The latest tranche of documents released by the US Justice Department lays out something more granular than scandal: it shows how a small circle of well-credentialed doctors provided bespoke medical services to Jeffrey Epstein while also treating young women he referred to as his “girls.” The records, spanning roughly a decade before his 2019 death in federal custody, include emails, lab reports, financial transfers and appointment logs that illustrate how medicine, money and power overlapped in ways that raise serious ethical questions.
The issue is not simply that wealthy people receive concierge care. It is that some physicians appear to have structured that care around Epstein’s preferences rather than the autonomy and privacy of the women involved, the New York Times reported.
A procedure on a dining room table
One episode centres on a Mount Sinai plastic surgeon who stitched a young woman’s head wound with 35 sutures on Epstein’s dining room table after she was injured on his private island. Emails show that Eva Dubin, a longtime associate of Epstein and founder of the Dubin Breast Center at Mount Sinai Health System, helped coordinate the response.
Medical ethicists say that a deep facial laceration would ordinarily be treated in a fully equipped emergency department. Performing the procedure in a private residence may have reduced visibility and inconvenience, but it also bypassed standard hospital safeguards designed to protect patients if complications arise.
Mount Sinai has since said it formed a committee to examine historical ties to Epstein.
Health information flowing back to Epstein
The documents also suggest that Epstein was kept informed about the medical details of women he sent to doctors. In one exchange, a woman complained that doctors he paid directly were reporting back to him about her treatments. Under US federal privacy law, physicians generally cannot disclose patient health information to third parties without consent.
In Florida, Epstein’s longtime internist, Bruce Moskowitz, discussed abnormal blood work and acne medication eligibility for a young woman in emails with Epstein. In another instance, after gonorrhoea treatment was arranged for two women, texts indicate concern about avoiding mandatory public health reporting that could link infections back to Epstein.
Such communications raise the question of who the primary patient was in practice: the woman receiving treatment, or the man paying for it.
Dentistry, dermatology and financial entanglements
The files show a Columbia University dentist, Thomas Magnani, asking how much dental work Epstein wanted performed on a woman with severe decay. Records also indicate donations to Columbia’s dental school following those interactions.
In Manhattan, dermatologist Steven Victor treated women referred by Epstein while simultaneously seeking loans and investment from him. Emails reflect tension over unpaid services and business expectations, blending clinical care with financial leverage.
Another physician, Bernard Kruger, co-founded a members-only emergency service that enrolled Epstein and several unnamed women for annual access, at one point listing them without names in billing correspondence.
These arrangements illustrate how concierge medicine — built on discretion and direct payment — can create structural vulnerabilities when one powerful patron stands between doctors and young patients.
The Mount Sinai conduit
Dr Dubin’s role extended beyond referrals. Emails show her facilitating appointments for Epstein’s associates and, in at least one case, helping secure a volunteer position at the hospital for a young woman he recommended. Epstein also donated hundreds of thousands of dollars to Mount Sinai programs over time.
Dr Dubin has said publicly that her referrals were made in good faith and without knowledge of wrongdoing.
Still, the pattern in the documents suggests that Epstein was able to leverage philanthropy, personal relationships and institutional prestige to build a loyal medical network. Donations flowed alongside access. Introductions to wealthy contacts accompanied clinical favours.
Consent under influence
Legal scholars note that consent becomes complicated when there is a severe imbalance of power. If a young woman’s housing, immigration status, money or social stability depended on Epstein, her agreement to share medical details with him may not have been meaningfully voluntary.
The files do not conclusively establish that every disclosure was unlawful.
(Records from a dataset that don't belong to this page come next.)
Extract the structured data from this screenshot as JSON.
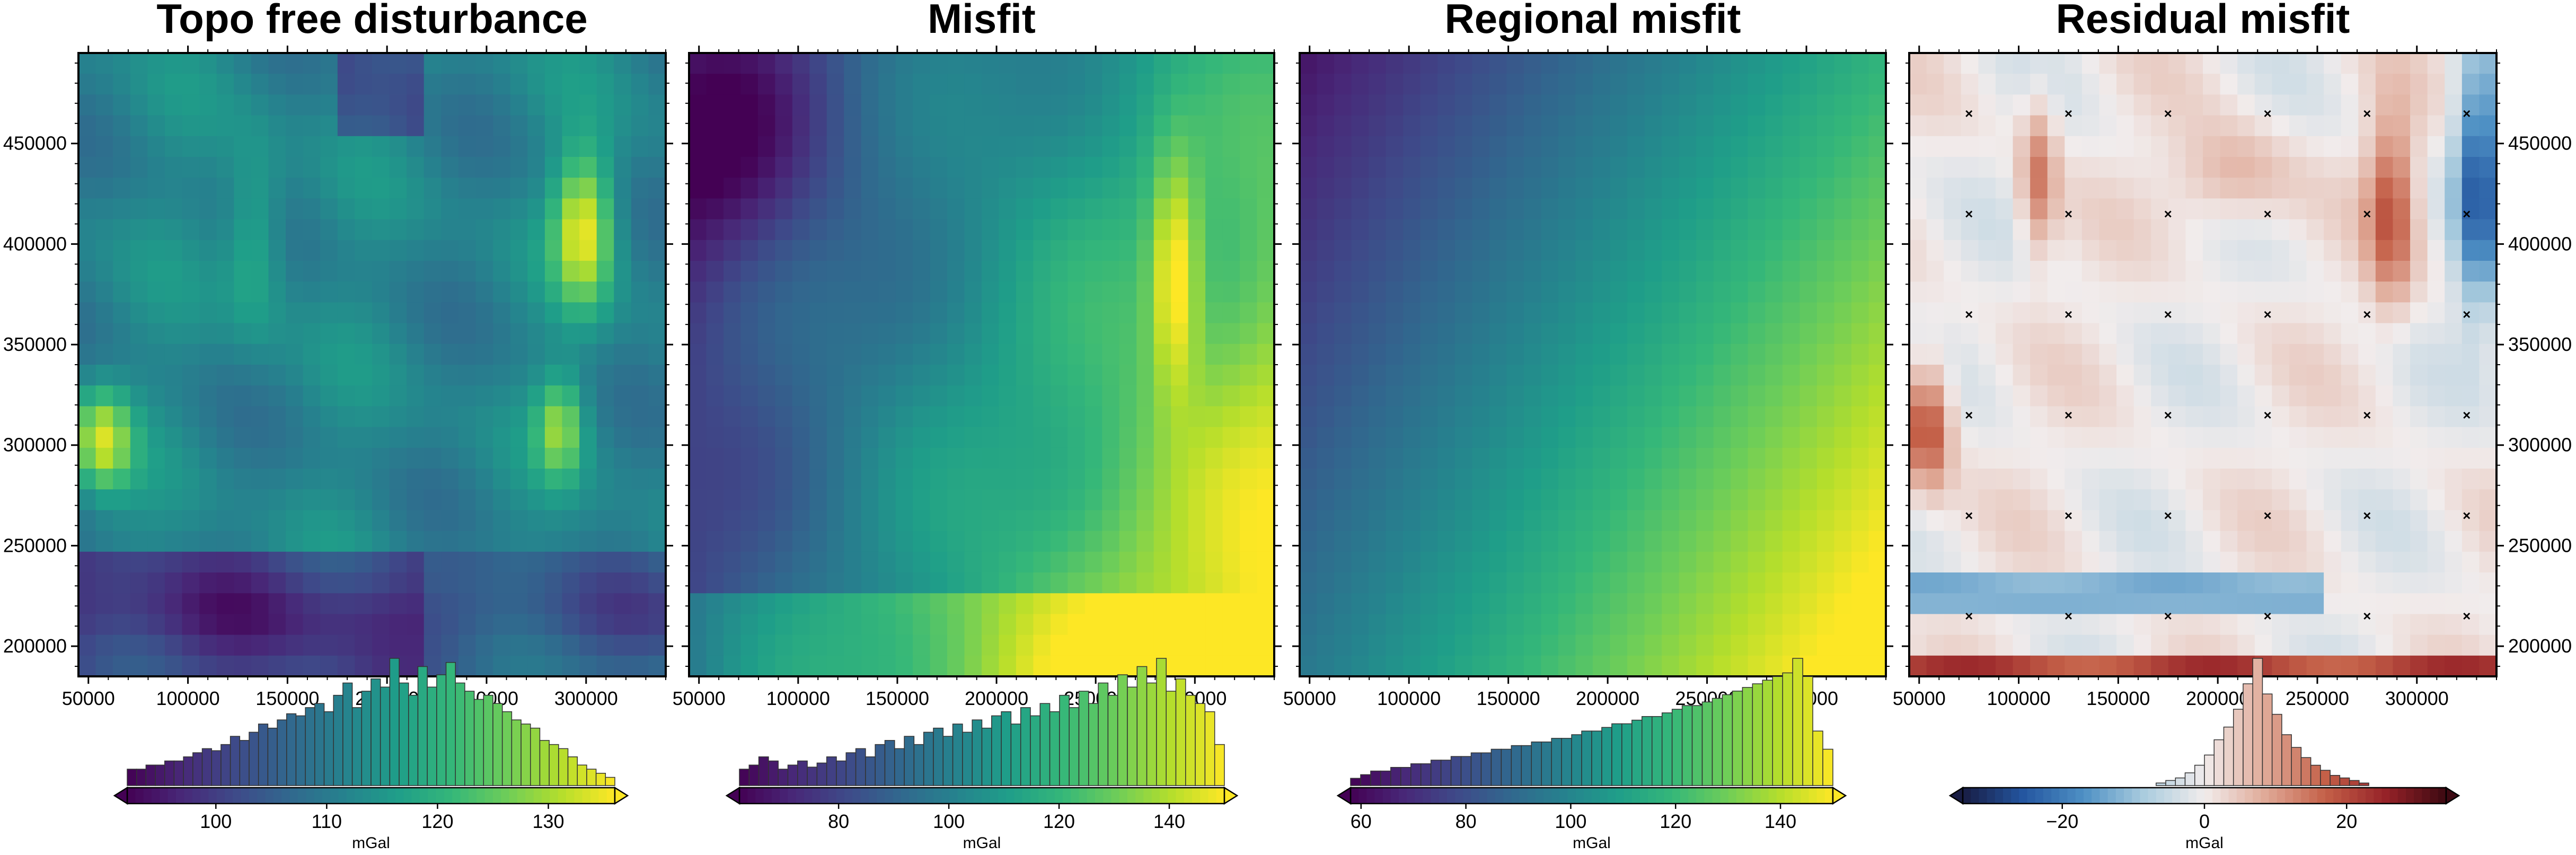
{
  "chart_data": [
    {
      "type": "heatmap",
      "title": "Topo free disturbance",
      "xlim": [
        45000,
        340000
      ],
      "ylim": [
        185000,
        495000
      ],
      "x_ticks": [
        "50000",
        "100000",
        "150000",
        "200000",
        "250000",
        "300000"
      ],
      "y_ticks": [
        "200000",
        "250000",
        "300000",
        "350000",
        "400000",
        "450000"
      ],
      "show_left_ticks": true,
      "show_right_ticks": false,
      "colormap": "viridis",
      "colorbar": {
        "label": "mGal",
        "ticks": [
          "100",
          "110",
          "120",
          "130"
        ],
        "tick_values": [
          100,
          110,
          120,
          130
        ],
        "range": [
          92,
          136
        ],
        "histogram": [
          8,
          8,
          10,
          10,
          12,
          12,
          14,
          16,
          18,
          17,
          20,
          24,
          22,
          26,
          30,
          28,
          32,
          35,
          34,
          38,
          40,
          36,
          44,
          50,
          38,
          46,
          52,
          48,
          62,
          50,
          44,
          58,
          48,
          54,
          60,
          50,
          46,
          42,
          44,
          40,
          36,
          32,
          30,
          28,
          22,
          20,
          18,
          14,
          10,
          8,
          6,
          4
        ]
      }
    },
    {
      "type": "heatmap",
      "title": "Misfit",
      "xlim": [
        45000,
        340000
      ],
      "ylim": [
        185000,
        495000
      ],
      "x_ticks": [
        "50000",
        "100000",
        "150000",
        "200000",
        "250000",
        "300000"
      ],
      "y_ticks": [],
      "show_left_ticks": false,
      "show_right_ticks": false,
      "colormap": "viridis",
      "colorbar": {
        "label": "mGal",
        "ticks": [
          "80",
          "100",
          "120",
          "140"
        ],
        "tick_values": [
          80,
          100,
          120,
          140
        ],
        "range": [
          62,
          150
        ],
        "histogram": [
          8,
          10,
          14,
          12,
          8,
          10,
          12,
          9,
          11,
          14,
          12,
          16,
          18,
          14,
          20,
          22,
          18,
          24,
          20,
          26,
          28,
          24,
          30,
          26,
          32,
          28,
          34,
          36,
          30,
          38,
          34,
          40,
          36,
          44,
          38,
          46,
          40,
          50,
          44,
          54,
          48,
          58,
          50,
          62,
          46,
          52,
          44,
          40,
          36,
          20
        ]
      }
    },
    {
      "type": "heatmap",
      "title": "Regional misfit",
      "xlim": [
        45000,
        340000
      ],
      "ylim": [
        185000,
        495000
      ],
      "x_ticks": [
        "50000",
        "100000",
        "150000",
        "200000",
        "250000",
        "300000"
      ],
      "y_ticks": [],
      "show_left_ticks": false,
      "show_right_ticks": false,
      "colormap": "viridis",
      "colorbar": {
        "label": "mGal",
        "ticks": [
          "60",
          "80",
          "100",
          "120",
          "140"
        ],
        "tick_values": [
          60,
          80,
          100,
          120,
          140
        ],
        "range": [
          58,
          150
        ],
        "histogram": [
          4,
          6,
          8,
          8,
          10,
          10,
          12,
          12,
          14,
          14,
          16,
          16,
          18,
          18,
          20,
          20,
          22,
          22,
          24,
          24,
          26,
          26,
          28,
          30,
          30,
          32,
          34,
          34,
          36,
          38,
          38,
          40,
          42,
          44,
          44,
          46,
          48,
          50,
          52,
          54,
          56,
          58,
          60,
          62,
          70,
          60,
          30,
          20
        ]
      }
    },
    {
      "type": "heatmap",
      "title": "Residual misfit",
      "xlim": [
        45000,
        340000
      ],
      "ylim": [
        185000,
        495000
      ],
      "x_ticks": [
        "50000",
        "100000",
        "150000",
        "200000",
        "250000",
        "300000"
      ],
      "y_ticks": [
        "200000",
        "250000",
        "300000",
        "350000",
        "400000",
        "450000"
      ],
      "show_left_ticks": false,
      "show_right_ticks": true,
      "colormap": "balance",
      "markers": "x",
      "marker_x": [
        75000,
        125000,
        175000,
        225000,
        275000,
        325000
      ],
      "marker_y": [
        215000,
        265000,
        315000,
        365000,
        415000,
        465000
      ],
      "colorbar": {
        "label": "mGal",
        "ticks": [
          "−20",
          "0",
          "20"
        ],
        "tick_values": [
          -20,
          0,
          20
        ],
        "range": [
          -34,
          34
        ],
        "histogram": [
          0,
          0,
          0,
          0,
          0,
          0,
          0,
          0,
          0,
          0,
          0,
          0,
          0,
          0,
          0,
          0,
          0,
          0,
          0,
          0,
          2,
          4,
          6,
          10,
          16,
          24,
          36,
          46,
          60,
          80,
          100,
          72,
          56,
          40,
          30,
          22,
          16,
          12,
          8,
          6,
          4,
          2,
          0,
          0,
          0,
          0,
          0,
          0,
          0,
          0
        ]
      }
    }
  ]
}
But they document repeated scenarios in which Epstein was treated as a decision-maker in the care of adult women whose medical privacy should have been paramount.
Epstein’s criminal conduct was already known by the time many of these interactions occurred. What the documents reveal is not just a predator’s manipulation, but how professional boundaries can erode in the presence of wealth, access and influence.
For hospitals and licensing boards, the question now is not historical curiosity. It is whether existing safeguards are strong enough when the patient paying the bills is not the only person being treated.